Release announcements for DataFrames.jl

DataFrames.jl 1.0 is out.

You can find a summary on has changed since last release here.
and if you want to see the details of the changes since 0.22 release they are listed here, along with the list of PR contributors.

Many thanks to everyone who contributed over the years to make this release happen.

The plans for the coming days is to update all tutorials listed here to the latest release.

76 Likes

Thanks for bringing such an integral piece of the ecosystem to 1.0 . It means a lot.

4 Likes

A big congratulations to this achievement. Data frames is such an essential tool for a lot of data scientists out there. :muscle:t2:

7 Likes

First of all, congrats on and thank you for the 1.0 release!
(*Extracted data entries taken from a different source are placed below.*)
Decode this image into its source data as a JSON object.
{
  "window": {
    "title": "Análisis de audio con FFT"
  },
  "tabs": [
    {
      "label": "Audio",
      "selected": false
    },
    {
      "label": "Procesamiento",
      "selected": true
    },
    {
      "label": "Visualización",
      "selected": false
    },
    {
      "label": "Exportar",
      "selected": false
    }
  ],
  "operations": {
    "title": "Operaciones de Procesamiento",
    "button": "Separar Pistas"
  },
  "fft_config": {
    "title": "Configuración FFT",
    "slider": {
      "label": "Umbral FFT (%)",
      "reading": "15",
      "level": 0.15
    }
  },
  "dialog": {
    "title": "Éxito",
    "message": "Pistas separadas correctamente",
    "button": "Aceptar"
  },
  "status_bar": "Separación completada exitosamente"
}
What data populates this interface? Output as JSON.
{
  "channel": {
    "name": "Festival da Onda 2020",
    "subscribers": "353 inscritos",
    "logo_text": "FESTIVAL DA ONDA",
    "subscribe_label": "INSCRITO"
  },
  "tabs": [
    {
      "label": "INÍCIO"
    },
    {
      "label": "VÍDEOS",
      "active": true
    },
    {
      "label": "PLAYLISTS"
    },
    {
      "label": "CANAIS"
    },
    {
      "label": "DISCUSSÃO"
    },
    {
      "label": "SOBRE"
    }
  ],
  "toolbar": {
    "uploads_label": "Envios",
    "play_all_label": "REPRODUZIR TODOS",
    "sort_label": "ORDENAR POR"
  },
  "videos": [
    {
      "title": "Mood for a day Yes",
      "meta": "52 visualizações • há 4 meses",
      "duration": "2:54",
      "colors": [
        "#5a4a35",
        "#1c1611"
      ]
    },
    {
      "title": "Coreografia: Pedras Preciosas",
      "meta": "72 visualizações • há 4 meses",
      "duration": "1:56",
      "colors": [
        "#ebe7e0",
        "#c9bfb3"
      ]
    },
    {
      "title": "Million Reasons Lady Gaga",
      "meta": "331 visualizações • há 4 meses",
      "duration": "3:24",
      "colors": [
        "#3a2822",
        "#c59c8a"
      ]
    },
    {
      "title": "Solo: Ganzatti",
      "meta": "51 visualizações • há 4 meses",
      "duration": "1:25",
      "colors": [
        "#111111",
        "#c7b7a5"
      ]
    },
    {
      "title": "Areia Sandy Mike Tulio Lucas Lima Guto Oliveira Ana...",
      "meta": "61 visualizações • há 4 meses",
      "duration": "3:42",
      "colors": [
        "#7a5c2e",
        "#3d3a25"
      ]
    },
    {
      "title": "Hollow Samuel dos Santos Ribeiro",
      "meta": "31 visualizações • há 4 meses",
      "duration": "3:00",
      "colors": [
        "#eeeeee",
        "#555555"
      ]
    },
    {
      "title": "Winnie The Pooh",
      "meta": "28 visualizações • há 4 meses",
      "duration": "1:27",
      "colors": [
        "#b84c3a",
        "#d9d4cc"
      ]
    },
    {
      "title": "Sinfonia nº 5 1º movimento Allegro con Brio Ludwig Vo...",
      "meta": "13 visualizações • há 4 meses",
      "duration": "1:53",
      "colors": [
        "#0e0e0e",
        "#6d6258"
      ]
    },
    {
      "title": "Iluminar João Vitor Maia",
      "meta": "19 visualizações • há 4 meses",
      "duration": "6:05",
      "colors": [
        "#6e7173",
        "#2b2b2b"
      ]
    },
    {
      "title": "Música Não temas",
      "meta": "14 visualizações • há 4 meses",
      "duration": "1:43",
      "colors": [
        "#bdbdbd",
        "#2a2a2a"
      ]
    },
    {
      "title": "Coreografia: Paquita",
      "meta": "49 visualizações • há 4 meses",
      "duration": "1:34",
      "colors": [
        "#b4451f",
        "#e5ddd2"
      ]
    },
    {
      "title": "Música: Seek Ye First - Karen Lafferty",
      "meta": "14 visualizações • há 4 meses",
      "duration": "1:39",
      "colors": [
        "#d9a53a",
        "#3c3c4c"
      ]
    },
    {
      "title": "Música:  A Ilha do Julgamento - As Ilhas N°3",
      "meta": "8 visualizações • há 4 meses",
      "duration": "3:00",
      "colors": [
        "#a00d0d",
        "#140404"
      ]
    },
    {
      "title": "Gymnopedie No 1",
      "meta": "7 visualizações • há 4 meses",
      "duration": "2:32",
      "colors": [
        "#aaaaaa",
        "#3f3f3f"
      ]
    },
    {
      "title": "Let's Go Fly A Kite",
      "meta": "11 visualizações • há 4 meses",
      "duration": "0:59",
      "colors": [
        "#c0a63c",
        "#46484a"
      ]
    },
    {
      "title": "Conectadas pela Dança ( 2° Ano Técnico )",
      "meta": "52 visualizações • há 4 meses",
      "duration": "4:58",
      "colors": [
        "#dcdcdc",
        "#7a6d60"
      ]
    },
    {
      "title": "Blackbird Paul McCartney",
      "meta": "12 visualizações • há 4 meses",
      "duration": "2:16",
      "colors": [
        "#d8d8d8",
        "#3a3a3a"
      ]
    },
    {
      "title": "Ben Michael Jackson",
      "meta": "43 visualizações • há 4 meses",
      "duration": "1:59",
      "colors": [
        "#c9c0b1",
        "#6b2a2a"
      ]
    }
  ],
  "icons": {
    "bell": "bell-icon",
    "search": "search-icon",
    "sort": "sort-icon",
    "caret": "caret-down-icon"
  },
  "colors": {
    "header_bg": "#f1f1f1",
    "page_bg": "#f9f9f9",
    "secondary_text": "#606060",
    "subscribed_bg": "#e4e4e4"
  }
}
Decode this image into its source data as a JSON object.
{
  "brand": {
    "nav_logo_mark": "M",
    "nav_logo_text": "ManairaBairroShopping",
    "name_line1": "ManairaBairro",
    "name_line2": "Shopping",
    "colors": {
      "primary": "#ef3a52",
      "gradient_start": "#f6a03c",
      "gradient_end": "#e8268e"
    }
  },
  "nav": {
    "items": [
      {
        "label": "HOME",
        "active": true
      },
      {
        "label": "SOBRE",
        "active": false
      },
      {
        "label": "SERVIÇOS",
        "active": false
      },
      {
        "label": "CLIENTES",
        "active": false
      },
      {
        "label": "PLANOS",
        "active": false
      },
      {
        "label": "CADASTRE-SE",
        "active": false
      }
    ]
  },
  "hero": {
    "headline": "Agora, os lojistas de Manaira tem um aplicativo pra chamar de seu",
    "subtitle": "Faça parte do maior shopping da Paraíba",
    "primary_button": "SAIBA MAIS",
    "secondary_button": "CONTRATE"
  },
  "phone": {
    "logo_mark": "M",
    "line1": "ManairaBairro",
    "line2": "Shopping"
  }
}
Any link where we can read more about this design? (The linked PR seems to mostly discuss Julia 1.6/1.7 differences, not why df.col .= value being in-place is undesirable.) Intuitively I’d expect this broadcast to be in-place, just like normal_vector .= value. To be clear, I’ve learned to trust you and the rest of the DataFrames team to make careful and wise decisions, so I trust this is right - just want to understand.

1 Like

The rules are described here, be warned though that people say that clicking this link it is like playing chess with Mikhail Tal, whose motto was :smiley: :

β€œYou must take your opponent into a deep, dark forest where 2+2=5 and the path leading out is only wide enough for one.”

Now back to business. There are two layers to the issue.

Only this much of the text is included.